La saison des festivals d’été a démarré ! Comme souvent, l’ouverture de la saison estivale se fait aux Nuits de Fourvière, et pour cette année avec l’incontournable Hofesh Shechter. Le chorégraphe n’a pas proposé une création, mais un petit retour en arrière avec la reprise de Political Mother: The Choreographer’s Cut, pièce créée il y a une quinzaine d’années. Et pour l’occasion agrandie, transformée et transmise à une nouvelle génération d’artistes. Dans une scénographie impressionnante, violence et danses folkloriques se mêlent dans une transe étrange et pas si pessimiste que cela. L’œuvre y trouve une nouvelle vitalité qui percute tout sur son passage.

 

Political Mother: The Choreographer’s Cut de Hofesh Shechter

 

Political Mother: The Choreographer’s Cut a été un tournant dans la carrière de Hofesh Shechter, l’installant en 2010 au statut de chorégraphe incontournable quand In Your Rooms l’avait fait sortir de l’anonymat trois ans plus tôt. La pièce était marquée d’une rage fulminante, d’une violence brute que l’on ne retrouve plus forcément poussée aussi fortement dans ses créations récentes. Comme si, avec le temps, Hofesh Shechter avait trouvé une sorte de léger apaisement, de sérénité. Revoir ainsi Political Mother: The Choreographer’s Cut, quinze ans après sa création, s’annonce ainsi comme une passionnante redécouverte. Comment la pièce a-t-elle résisté au temps ? Comment résonne-t-elle dans l’œuvre du chorégraphe ? Comment s’en empare toute une nouvelle génération ? D’autant que Hofesh Shechter, forcément, ne reprend pas telle quelle sa pièce. Pour l’ouverture des Nuits de Fourvière, qui marque le lancement de la saison des festivals d’été, le chorégraphe a adapté sa pièce à la grandeur du Théâtre antique de Fourvière, passant de onze à quatorze danseurs et danseuses, et de huit à 23 musiciens et musiciennes. Quand le spectacle démarre, ce sont eux et elles les stars du plateau, dans une scénographie vertigineuse, imposante et exaltante dans un tel lieu. Ils et elles sont installées en fond de scène, sur trois niveaux : des percussionnistes et un groupe de hard rock tout en haut, un ensemble à cordes au milieu, des batteurs de caisses claires en bas. Comme pour chaque pièce de Hofesh Shechter, les lumières – ici signées de Lee Curran – tiennent toute leur place, dessinant l’espace et devenant comme une danseuse à part entière. Ici, elles révèlent chaque étage de musiciens et musiciennes, brutalement, avant de les fondre à nouveau dans le noir.

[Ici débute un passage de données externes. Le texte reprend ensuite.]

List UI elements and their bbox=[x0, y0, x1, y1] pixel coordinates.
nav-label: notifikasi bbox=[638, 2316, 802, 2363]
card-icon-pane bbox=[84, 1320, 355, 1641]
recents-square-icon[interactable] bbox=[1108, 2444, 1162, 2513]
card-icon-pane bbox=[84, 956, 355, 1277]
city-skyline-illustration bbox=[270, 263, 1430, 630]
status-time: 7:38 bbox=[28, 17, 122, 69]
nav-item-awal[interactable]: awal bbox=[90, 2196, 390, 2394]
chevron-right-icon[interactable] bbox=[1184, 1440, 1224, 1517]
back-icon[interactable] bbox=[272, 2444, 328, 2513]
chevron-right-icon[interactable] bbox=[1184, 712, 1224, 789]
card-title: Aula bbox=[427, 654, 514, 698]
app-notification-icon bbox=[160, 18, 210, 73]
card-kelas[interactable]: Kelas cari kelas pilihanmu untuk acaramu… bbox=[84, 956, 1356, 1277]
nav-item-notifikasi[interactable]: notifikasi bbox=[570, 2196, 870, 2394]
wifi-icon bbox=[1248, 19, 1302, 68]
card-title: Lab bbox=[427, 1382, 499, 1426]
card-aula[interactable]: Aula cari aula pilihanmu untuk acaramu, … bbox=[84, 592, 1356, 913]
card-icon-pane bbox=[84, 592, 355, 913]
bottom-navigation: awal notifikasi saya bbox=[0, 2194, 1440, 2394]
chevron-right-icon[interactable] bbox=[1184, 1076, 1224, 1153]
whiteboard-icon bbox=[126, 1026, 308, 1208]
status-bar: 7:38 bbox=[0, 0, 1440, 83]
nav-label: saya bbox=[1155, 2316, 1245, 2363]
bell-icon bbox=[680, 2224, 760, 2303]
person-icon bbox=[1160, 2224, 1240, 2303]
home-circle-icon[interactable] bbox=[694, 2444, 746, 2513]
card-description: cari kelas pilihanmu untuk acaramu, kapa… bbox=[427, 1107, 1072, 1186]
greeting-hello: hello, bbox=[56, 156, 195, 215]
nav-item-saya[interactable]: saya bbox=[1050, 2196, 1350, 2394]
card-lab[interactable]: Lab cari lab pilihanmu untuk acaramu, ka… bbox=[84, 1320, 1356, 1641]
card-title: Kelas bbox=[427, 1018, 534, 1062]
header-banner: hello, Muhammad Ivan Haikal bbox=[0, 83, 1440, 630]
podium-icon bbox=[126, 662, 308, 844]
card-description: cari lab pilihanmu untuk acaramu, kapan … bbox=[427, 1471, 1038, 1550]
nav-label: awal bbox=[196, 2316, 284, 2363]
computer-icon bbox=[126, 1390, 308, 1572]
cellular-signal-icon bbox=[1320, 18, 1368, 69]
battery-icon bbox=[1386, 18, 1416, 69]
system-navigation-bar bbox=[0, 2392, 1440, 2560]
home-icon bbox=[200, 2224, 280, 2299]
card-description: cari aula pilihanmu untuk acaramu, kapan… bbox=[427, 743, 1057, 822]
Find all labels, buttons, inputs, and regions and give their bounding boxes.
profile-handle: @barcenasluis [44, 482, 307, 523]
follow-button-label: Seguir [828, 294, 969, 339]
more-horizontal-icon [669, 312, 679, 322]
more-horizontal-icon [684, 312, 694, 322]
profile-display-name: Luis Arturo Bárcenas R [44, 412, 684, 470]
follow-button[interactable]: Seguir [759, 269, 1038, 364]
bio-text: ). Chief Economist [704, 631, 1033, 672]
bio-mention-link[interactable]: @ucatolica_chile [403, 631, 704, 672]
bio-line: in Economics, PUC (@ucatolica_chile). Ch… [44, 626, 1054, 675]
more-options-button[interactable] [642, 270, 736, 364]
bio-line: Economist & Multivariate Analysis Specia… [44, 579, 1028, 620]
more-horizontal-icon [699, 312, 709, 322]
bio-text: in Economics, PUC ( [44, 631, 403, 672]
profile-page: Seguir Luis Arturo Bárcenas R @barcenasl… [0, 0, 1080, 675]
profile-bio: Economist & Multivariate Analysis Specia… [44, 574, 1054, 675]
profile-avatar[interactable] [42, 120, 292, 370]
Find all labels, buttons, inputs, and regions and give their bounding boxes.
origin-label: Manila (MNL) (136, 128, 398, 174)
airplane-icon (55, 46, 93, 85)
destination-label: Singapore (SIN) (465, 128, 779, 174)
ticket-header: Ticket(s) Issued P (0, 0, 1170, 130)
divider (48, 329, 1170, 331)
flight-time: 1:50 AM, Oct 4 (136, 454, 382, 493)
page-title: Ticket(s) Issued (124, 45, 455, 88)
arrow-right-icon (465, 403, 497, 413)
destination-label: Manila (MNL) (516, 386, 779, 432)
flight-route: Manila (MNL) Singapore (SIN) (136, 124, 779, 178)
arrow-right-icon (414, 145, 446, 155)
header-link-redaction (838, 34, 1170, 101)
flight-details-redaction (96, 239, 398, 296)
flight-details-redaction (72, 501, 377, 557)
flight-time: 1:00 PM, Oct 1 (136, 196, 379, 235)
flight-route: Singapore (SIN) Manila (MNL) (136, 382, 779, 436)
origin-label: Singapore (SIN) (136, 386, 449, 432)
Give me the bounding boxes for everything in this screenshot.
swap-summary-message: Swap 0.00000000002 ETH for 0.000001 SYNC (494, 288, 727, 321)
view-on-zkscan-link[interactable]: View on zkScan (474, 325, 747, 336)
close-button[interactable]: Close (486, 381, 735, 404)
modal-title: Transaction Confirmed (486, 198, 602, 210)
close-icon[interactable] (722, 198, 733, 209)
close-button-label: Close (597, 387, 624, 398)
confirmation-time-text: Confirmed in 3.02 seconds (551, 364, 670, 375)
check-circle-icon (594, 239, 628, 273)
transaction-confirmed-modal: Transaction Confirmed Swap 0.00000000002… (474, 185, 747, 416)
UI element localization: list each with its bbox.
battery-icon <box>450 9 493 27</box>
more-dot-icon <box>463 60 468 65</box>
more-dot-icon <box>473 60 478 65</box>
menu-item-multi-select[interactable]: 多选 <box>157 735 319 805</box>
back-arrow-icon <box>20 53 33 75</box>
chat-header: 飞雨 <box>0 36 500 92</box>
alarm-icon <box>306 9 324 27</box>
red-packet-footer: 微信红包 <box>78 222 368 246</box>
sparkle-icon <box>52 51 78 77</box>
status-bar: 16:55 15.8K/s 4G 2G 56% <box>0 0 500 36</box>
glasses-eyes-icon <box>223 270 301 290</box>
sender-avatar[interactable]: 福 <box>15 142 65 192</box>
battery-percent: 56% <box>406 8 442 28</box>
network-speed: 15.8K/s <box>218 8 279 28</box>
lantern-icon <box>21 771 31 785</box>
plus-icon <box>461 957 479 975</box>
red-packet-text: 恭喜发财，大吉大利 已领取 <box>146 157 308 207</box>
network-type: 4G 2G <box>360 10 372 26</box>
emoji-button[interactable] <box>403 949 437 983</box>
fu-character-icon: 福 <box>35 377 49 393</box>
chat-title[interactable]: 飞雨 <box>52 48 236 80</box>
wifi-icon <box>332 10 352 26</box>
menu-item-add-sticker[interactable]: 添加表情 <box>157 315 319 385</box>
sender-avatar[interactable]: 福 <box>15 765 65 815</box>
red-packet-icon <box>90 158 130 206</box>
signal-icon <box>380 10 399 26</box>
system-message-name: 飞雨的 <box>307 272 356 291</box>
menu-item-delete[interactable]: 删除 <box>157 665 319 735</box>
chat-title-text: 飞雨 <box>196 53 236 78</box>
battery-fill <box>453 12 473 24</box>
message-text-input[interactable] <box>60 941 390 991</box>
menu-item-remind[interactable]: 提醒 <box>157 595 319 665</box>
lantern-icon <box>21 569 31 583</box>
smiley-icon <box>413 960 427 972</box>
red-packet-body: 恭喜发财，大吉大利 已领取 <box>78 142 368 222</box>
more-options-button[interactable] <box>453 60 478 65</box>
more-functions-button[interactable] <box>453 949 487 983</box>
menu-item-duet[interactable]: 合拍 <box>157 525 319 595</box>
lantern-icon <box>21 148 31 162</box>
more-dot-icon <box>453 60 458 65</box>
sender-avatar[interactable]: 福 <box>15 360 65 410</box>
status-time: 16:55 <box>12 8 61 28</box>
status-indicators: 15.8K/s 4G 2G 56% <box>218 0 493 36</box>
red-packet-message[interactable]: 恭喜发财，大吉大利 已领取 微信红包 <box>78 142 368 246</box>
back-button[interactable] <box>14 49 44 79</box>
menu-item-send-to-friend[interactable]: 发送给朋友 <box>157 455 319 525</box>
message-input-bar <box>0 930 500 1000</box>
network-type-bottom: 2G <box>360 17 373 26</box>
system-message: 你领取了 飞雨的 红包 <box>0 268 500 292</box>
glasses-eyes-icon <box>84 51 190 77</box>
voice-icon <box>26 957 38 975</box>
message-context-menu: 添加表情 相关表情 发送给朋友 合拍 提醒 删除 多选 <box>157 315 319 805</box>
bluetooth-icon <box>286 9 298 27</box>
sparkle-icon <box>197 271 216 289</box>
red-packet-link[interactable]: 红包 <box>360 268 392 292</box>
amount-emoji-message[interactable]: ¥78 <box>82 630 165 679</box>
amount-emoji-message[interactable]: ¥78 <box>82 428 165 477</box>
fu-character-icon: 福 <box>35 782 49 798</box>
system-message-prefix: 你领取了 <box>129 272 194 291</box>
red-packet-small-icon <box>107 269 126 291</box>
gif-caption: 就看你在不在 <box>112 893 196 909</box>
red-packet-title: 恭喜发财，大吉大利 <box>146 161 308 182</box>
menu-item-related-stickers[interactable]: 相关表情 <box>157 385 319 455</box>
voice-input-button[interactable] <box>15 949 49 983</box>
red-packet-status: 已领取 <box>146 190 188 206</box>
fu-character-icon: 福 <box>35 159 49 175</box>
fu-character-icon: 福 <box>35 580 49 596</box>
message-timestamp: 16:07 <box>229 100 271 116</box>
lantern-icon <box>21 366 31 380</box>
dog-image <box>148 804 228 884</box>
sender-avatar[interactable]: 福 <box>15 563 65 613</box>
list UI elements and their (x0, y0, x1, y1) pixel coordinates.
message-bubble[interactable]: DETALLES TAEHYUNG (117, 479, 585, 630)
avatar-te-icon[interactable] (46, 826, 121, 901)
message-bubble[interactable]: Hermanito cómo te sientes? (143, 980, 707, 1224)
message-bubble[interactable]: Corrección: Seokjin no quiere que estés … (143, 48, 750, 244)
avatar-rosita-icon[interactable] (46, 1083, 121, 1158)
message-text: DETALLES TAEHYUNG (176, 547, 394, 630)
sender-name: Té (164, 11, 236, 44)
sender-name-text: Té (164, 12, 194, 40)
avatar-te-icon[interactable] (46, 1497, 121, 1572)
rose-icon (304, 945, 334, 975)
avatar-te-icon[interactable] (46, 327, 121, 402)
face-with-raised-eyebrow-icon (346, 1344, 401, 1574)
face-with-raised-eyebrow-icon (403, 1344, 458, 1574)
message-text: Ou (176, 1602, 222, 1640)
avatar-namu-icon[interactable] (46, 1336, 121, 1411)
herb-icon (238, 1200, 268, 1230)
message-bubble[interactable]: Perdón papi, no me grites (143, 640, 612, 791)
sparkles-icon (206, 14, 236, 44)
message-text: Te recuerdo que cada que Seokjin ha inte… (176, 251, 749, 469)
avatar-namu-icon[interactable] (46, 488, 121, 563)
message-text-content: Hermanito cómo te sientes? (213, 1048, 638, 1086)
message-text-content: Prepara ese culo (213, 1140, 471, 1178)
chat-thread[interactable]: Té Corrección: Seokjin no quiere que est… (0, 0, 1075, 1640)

Ces musiciens et musiciennes sont révélés chacun à leur tour par des lumières puissantes, signées Lee Curran, qui ne cesseront ensuite de rythmer le spectacle. C’est là aussi l’un des signes distinctifs des spectacles de Hofesh Shgecter : le fondu au noir, ces « cuts » qui coupent les scènes dans un enchaînement très cinématographique. En plein air, l’effet visuel est forcément moins frappant, mais le chorégraphe s’adapte avec des lumières parfois aveuglantes, jouant avec la musique pour garder un rythme effréné, notamment les impressionnantes caisses claires ou le chanteur de metal, comme un harangueur de foule du haut de son promontoire.

 

Political Mother: The Choreographer’s Cut de Hofesh Shechter

 

La danse est à cette image : frénétique, éperdue, percutante, portée par une urgence vitale qui bouscule tout sur son passage, en solo ou petits groupes avant que le collectif ne se forme. Au-delà de sa formidable énergie, c’est une danse à double visage qui se dessine. On en perçoit d’abord une grammaire contemporaine appuyée. Pourtant, à y regarder de plus près – ces pas qui scandent le rythme, ces lignes, ces cercles, ces bras légèrement cassés, mains vers le haut implorant le Ciel – c’est bien plus une résurgence des danses folkloriques qui animent les artistes en scène. C’est par elles que Hofesh Shechter a découvert la danse, c’est donc elles qui lui servent de matériel chorégraphique. Mais triturées, intensifiées. Les danseuses et danseuses semblent être comme à l’origine d’une résistance, d’une révolution. Ils se servent pour se défendre aux dangers de notre monde des pas venus du fond des âges mêlés à l’intensité folle et un peu aveugle au danger propre à la jeunesse.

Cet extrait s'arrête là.